BOOK REVIEW: Distracted: The Erosion of Attention and the Coming Dark Age
By Maggie Jackson
Prometheus Books, 2008, $25.95
The Old English meaning of the term "distraction" is "to tear apart," and author Maggie Jackson suggests that our current inability to sustain focus, connect, and develop shared memory is tearing apart our culture to the degree that she warns that we may be on the cusp of another Dark Age. "Only a society rich in memory and reflection can hope to build a culture of creativity, vision, and care," she states, averring that the splintering of focus demanded by the continuous interruptions of instant-messaging, the state of being always available made possible by the ubiquitous cell phone, and the preference by many for a virtual reality as opposed to person-to-person interactions is creating a society characterized by the erosion of "the most crucial building-block of wisdom, memory, and ultimately the key to societal progress" - attention.
Maggie Jackson, a former foreign columnist and national correspondent for the Associated Press, is an award-winning author and journalist and writes a column for the Boston Sunday Globe. She has contributed to the New York Times and Working Mother and is the author of What's Happening to Home: Balancing Work, Life and Refuge in the Information Age.

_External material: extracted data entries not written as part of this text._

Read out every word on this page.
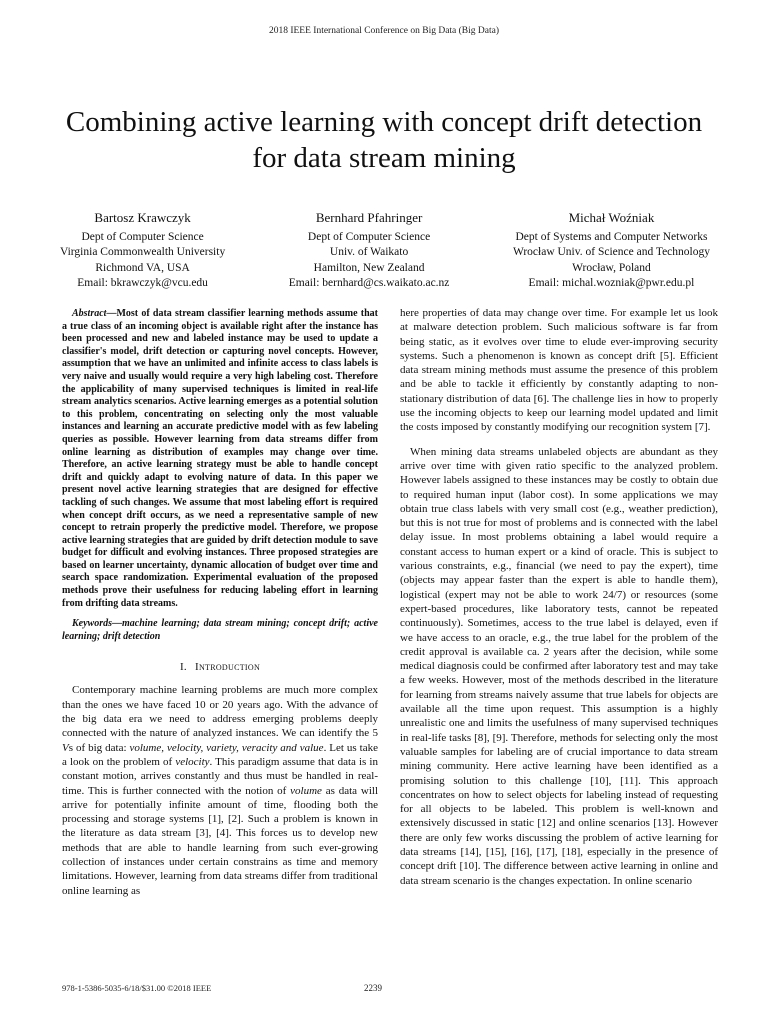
2018 IEEE International Conference on Big Data (Big Data)
Combining active learning with concept drift detection for data stream mining
Bartosz Krawczyk
Dept of Computer Science
Virginia Commonwealth University
Richmond VA, USA
Email: bkrawczyk@vcu.edu
Bernhard Pfahringer
Dept of Computer Science
Univ. of Waikato
Hamilton, New Zealand
Email: bernhard@cs.waikato.ac.nz
Michał Woźniak
Dept of Systems and Computer Networks
Wrocław Univ. of Science and Technology
Wrocław, Poland
Email: michal.wozniak@pwr.edu.pl

Abstract—Most of data stream classifier learning methods assume that a true class of an incoming object is available right after the instance has been processed and new and labeled instance may be used to update a classifier's model, drift detection or capturing novel concepts. However, assumption that we have an unlimited and infinite access to class labels is very naive and usually would require a very high labeling cost. Therefore the applicability of many supervised techniques is limited in real-life stream analytics scenarios. Active learning emerges as a potential solution to this problem, concentrating on selecting only the most valuable instances and learning an accurate predictive model with as few labeling queries as possible. However learning from data streams differ from online learning as distribution of examples may change over time. Therefore, an active learning strategy must be able to handle concept drift and quickly adapt to evolving nature of data. In this paper we present novel active learning strategies that are designed for effective tackling of such changes. We assume that most labeling effort is required when concept drift occurs, as we need a representative sample of new concept to retrain properly the predictive model. Therefore, we propose active learning strategies that are guided by drift detection module to save budget for difficult and evolving instances. Three proposed strategies are based on learner uncertainty, dynamic allocation of budget over time and search space randomization. Experimental evaluation of the proposed methods prove their usefulness for reducing labeling effort in learning from drifting data streams.

Keywords—machine learning; data stream mining; concept drift; active learning; drift detection

I. Introduction

Contemporary machine learning problems are much more complex than the ones we have faced 10 or 20 years ago. With the advance of the big data era we need to address emerging problems deeply connected with the nature of analyzed instances. We can identify the 5 Vs of big data: volume, velocity, variety, veracity and value. Let us take a look on the problem of velocity. This paradigm assume that data is in constant motion, arrives constantly and thus must be handled in real-time. This is further connected with the notion of volume as data will arrive for potentially infinite amount of time, flooding both the processing and storage systems [1], [2]. Such a problem is known in the literature as data stream [3], [4]. This forces us to develop new methods that are able to handle learning from such ever-growing collection of instances under certain constrains as time and memory limitations. However, learning from data streams differ from traditional online learning as

here properties of data may change over time. For example let us look at malware detection problem. Such malicious software is far from being static, as it evolves over time to elude ever-improving security systems. Such a phenomenon is known as concept drift [5]. Efficient data stream mining methods must assume the presence of this problem and be able to tackle it efficiently by constantly adapting to non-stationary distribution of data [6]. The challenge lies in how to properly use the incoming objects to keep our learning model updated and limit the costs imposed by constantly modifying our recognition system [7].

When mining data streams unlabeled objects are abundant as they arrive over time with given ratio specific to the analyzed problem. However labels assigned to these instances may be costly to obtain due to required human input (labor cost). In some applications we may obtain true class labels with very small cost (e.g., weather prediction), but this is not true for most of problems and is connected with the label delay issue. In most problems obtaining a label would require a constant access to human expert or a kind of oracle. This is subject to various constraints, e.g., financial (we need to pay the expert), time (objects may appear faster than the expert is able to handle them), logistical (expert may not be able to work 24/7) or resources (some expert-based procedures, like laboratory tests, cannot be repeated continuously). Sometimes, access to the true label is delayed, even if we have access to an oracle, e.g., the true label for the problem of the credit approval is available ca. 2 years after the decision, while some medical diagnosis could be confirmed after laboratory test and may take a few weeks. However, most of the methods described in the literature for learning from streams naively assume that true labels for objects are available all the time upon request. This assumption is a highly unrealistic one and limits the usefulness of many supervised techniques in real-life tasks [8], [9]. Therefore, methods for selecting only the most valuable samples for labeling are of crucial importance to data stream mining community. Here active learning have been identified as a promising solution to this challenge [10], [11]. This approach concentrates on how to select objects for labeling instead of requesting for all objects to be labeled. This problem is well-known and extensively discussed in static [12] and online scenarios [13]. However there are only few works discussing the problem of active learning for data streams [14], [15], [16], [17], [18], especially in the presence of concept drift [10]. The difference between active learning in online and data stream scenario is the changes expectation. In online scenario

978-1-5386-5035-6/18/$31.00 ©2018 IEEE	2239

"We are on the cusp of an astonishing time, and on the edge of darkness . . . We now hold the potential to know, shape and utilize a full quiver of attentional skills to combat a spreading culture of distraction . . . We can create a culture of attention, recover the ability to pause, focus, connect, judge, and enter deeply into a relationship or an idea, or we can slip into numb days of easy diffusion and detachment." Jackson says that the choice is ours, but the first step in making any choice is the awareness that we need to make one, and this important book sets the alternatives before us with a call to action that we resist at our peril.